The application of nuclear magnetic resonance (NMR) to characterising activated carbons leads to insights into kinetic exchange of solvent molecules (2). The technique makes use of the magnetic shielding properties of the carbon structure to give insights into molecular level mechanisms which can give information to the chemist about where adsorbed species are in the material’s structure. These techniques enable the industrial chemist to gain a better understanding of the materials being used which leads to faster development and better understood technology. Equally important is the fundamental understanding of new materials and their properties both at the atomic and molecular scales which in time can lead to advances in existing or new technology.

Coatings and surface properties is another area at the interface of chemistry and physics. Johnson Matthey has many examples of products which rely on the functionality of particles deposited onto a surface. Examples include precious and base metal catalysts, advanced energy materials and medical components. As the coating thickness reduces from micron to atomic, the chemist’s traditional toolbox to deposit layers of formulated slurries, pastes and inks changes towards different deposition techniques such as chemical vapour deposition (CVD) and physical vapour deposition (PVD). The ability to design and deposit functional particles of a controlled size and shape onto a surface can find application in many disciplines such as transparent or reflective coatings, semiconductor devices, energy harvesting and sensing. Typically, these applications harness a combination of electronic, optical and chemical functionality. Further examples of applications in areas such as sensing, electronics and renewable energy are explored within this edition (3, 4).

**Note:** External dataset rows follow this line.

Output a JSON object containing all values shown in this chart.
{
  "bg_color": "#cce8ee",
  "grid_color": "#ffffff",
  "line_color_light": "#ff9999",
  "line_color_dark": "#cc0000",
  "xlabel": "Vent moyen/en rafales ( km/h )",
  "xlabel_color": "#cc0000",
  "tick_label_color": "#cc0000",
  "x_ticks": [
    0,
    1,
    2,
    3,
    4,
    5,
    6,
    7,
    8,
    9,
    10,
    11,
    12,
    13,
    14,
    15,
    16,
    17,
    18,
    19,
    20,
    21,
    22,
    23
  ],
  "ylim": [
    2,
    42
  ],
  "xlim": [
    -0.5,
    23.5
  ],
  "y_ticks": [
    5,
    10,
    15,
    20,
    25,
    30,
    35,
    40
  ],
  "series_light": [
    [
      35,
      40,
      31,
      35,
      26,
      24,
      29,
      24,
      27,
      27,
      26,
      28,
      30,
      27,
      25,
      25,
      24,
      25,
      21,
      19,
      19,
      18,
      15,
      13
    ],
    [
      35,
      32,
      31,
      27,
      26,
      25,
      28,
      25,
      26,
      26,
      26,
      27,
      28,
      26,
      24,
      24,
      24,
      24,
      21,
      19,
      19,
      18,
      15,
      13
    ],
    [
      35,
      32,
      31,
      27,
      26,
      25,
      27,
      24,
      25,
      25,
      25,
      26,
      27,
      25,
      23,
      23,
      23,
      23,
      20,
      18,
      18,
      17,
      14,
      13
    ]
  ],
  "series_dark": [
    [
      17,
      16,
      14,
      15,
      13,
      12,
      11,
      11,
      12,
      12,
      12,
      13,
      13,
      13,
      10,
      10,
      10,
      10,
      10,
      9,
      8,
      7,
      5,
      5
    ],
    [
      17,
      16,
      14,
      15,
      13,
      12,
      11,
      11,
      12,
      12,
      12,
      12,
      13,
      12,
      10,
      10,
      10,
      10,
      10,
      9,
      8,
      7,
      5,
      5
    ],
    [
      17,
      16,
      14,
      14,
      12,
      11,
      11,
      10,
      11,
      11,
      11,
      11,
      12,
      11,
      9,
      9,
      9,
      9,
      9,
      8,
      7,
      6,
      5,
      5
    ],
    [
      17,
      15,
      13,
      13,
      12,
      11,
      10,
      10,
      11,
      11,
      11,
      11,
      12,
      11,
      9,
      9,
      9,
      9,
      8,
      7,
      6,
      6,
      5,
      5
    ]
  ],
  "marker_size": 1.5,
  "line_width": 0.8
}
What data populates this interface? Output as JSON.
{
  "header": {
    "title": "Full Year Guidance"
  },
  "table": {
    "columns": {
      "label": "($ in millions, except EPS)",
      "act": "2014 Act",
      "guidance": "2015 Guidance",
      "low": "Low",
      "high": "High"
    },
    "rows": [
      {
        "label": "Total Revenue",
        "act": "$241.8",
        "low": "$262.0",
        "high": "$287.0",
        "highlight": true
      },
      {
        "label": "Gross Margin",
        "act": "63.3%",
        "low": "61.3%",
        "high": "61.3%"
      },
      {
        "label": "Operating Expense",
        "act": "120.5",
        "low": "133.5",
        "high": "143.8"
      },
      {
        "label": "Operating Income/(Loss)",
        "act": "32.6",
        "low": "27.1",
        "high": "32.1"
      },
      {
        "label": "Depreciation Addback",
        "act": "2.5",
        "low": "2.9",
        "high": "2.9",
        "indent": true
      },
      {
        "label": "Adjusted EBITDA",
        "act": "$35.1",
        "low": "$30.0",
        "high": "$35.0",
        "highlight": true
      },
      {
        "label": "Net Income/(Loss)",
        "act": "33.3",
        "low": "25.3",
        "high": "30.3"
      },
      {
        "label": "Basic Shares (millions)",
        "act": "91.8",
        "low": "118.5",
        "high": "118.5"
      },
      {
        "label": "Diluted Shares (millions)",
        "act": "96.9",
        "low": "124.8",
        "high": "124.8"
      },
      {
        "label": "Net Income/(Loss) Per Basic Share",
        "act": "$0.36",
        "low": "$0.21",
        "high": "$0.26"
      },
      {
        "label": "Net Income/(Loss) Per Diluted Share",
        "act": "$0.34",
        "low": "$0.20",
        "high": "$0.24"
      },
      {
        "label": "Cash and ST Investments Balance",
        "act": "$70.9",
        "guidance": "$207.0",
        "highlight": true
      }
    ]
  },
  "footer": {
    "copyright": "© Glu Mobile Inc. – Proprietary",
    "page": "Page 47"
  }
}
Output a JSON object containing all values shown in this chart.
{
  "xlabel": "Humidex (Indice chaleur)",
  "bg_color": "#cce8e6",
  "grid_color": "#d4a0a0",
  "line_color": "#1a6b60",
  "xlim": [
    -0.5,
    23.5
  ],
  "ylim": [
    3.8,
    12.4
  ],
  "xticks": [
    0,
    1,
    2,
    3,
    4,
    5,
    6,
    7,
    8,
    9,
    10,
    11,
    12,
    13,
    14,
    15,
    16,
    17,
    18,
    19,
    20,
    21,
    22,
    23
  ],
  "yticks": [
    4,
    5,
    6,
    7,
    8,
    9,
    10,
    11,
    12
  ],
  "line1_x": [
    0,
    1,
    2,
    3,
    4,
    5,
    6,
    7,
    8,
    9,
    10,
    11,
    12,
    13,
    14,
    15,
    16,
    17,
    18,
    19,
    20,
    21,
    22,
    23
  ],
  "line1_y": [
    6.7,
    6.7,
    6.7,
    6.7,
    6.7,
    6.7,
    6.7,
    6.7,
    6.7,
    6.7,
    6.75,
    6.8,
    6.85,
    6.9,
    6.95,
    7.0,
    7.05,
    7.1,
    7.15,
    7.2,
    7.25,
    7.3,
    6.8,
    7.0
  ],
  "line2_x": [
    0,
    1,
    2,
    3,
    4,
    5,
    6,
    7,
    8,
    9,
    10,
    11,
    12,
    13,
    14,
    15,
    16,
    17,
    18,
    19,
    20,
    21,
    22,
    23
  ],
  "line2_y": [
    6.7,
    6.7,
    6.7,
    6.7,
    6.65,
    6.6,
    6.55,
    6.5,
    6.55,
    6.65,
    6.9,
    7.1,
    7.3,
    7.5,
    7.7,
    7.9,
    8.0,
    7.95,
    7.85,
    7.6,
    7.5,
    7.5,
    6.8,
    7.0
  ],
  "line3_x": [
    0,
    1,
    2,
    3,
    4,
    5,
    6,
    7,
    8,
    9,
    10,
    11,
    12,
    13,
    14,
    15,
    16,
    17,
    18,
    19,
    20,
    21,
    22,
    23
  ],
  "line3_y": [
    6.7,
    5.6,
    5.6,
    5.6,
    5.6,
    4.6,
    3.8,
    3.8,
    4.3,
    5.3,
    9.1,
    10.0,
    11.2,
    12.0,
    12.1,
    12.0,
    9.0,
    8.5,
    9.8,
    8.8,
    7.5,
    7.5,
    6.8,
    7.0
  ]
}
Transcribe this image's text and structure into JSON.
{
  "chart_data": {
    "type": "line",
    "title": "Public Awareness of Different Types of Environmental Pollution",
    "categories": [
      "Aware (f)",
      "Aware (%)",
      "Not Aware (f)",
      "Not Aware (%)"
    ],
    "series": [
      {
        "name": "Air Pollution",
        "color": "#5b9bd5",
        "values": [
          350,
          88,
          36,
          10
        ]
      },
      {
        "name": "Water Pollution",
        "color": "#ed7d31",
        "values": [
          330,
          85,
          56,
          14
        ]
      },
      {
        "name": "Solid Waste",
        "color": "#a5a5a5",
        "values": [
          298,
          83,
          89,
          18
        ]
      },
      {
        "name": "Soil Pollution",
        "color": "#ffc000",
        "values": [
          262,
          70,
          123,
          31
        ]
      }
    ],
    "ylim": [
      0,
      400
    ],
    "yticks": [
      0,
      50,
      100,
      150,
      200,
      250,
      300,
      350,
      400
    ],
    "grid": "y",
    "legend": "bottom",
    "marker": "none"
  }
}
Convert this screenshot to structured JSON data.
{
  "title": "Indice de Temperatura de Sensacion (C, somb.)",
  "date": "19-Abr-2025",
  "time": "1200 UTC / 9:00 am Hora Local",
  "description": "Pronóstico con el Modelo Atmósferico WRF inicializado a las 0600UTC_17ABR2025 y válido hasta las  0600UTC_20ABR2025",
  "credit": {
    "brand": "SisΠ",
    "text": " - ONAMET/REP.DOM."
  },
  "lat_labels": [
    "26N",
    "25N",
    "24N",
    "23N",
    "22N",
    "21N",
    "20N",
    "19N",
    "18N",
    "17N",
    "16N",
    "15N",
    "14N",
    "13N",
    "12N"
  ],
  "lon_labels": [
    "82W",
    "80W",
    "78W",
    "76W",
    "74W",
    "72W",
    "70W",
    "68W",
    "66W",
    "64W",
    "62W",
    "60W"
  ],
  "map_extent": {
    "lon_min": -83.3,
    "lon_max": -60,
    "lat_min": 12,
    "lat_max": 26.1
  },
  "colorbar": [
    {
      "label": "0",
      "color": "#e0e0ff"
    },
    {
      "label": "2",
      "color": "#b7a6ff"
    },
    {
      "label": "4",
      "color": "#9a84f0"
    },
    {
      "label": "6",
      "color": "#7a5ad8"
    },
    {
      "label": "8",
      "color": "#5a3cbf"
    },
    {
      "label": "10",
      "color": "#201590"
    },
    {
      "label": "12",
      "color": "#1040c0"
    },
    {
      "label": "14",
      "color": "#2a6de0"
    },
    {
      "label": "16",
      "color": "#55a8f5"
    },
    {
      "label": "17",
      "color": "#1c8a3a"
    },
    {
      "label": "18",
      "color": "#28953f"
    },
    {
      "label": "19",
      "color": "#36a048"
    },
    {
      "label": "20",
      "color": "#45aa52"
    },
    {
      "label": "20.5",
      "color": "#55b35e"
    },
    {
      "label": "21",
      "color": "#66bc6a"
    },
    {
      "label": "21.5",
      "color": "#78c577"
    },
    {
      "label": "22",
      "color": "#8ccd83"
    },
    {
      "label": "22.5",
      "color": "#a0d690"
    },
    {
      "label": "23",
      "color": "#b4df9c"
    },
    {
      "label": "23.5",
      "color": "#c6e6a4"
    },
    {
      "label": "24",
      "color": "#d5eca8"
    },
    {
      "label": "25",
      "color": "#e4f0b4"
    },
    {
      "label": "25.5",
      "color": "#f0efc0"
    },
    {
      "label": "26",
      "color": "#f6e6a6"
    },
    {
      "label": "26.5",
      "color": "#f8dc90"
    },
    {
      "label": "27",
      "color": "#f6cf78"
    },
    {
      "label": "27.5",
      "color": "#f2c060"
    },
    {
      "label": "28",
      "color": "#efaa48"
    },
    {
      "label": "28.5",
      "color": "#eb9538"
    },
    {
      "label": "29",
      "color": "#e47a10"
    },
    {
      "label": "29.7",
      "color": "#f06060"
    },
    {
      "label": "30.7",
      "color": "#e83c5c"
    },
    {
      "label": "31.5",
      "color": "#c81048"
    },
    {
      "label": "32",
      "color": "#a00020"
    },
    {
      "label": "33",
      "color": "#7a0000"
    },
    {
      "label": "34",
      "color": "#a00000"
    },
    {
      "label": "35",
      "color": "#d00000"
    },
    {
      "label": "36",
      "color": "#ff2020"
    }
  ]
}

Looking forward, global drivers such as climate change, the energy transition, population growth and longevity and resource challenges will drive the need for new technologies in areas such as more sustainable products, low carbon operations, clean energy and improved health and medical care. To meet these challenges chemists will increasingly need to reach out to adjacent disciplines to develop innovative solutions. In this edition of Johnson Matthey Technology Review, we welcome you to look at some of the advances in physics and explore how they are being used to drive forward R&D.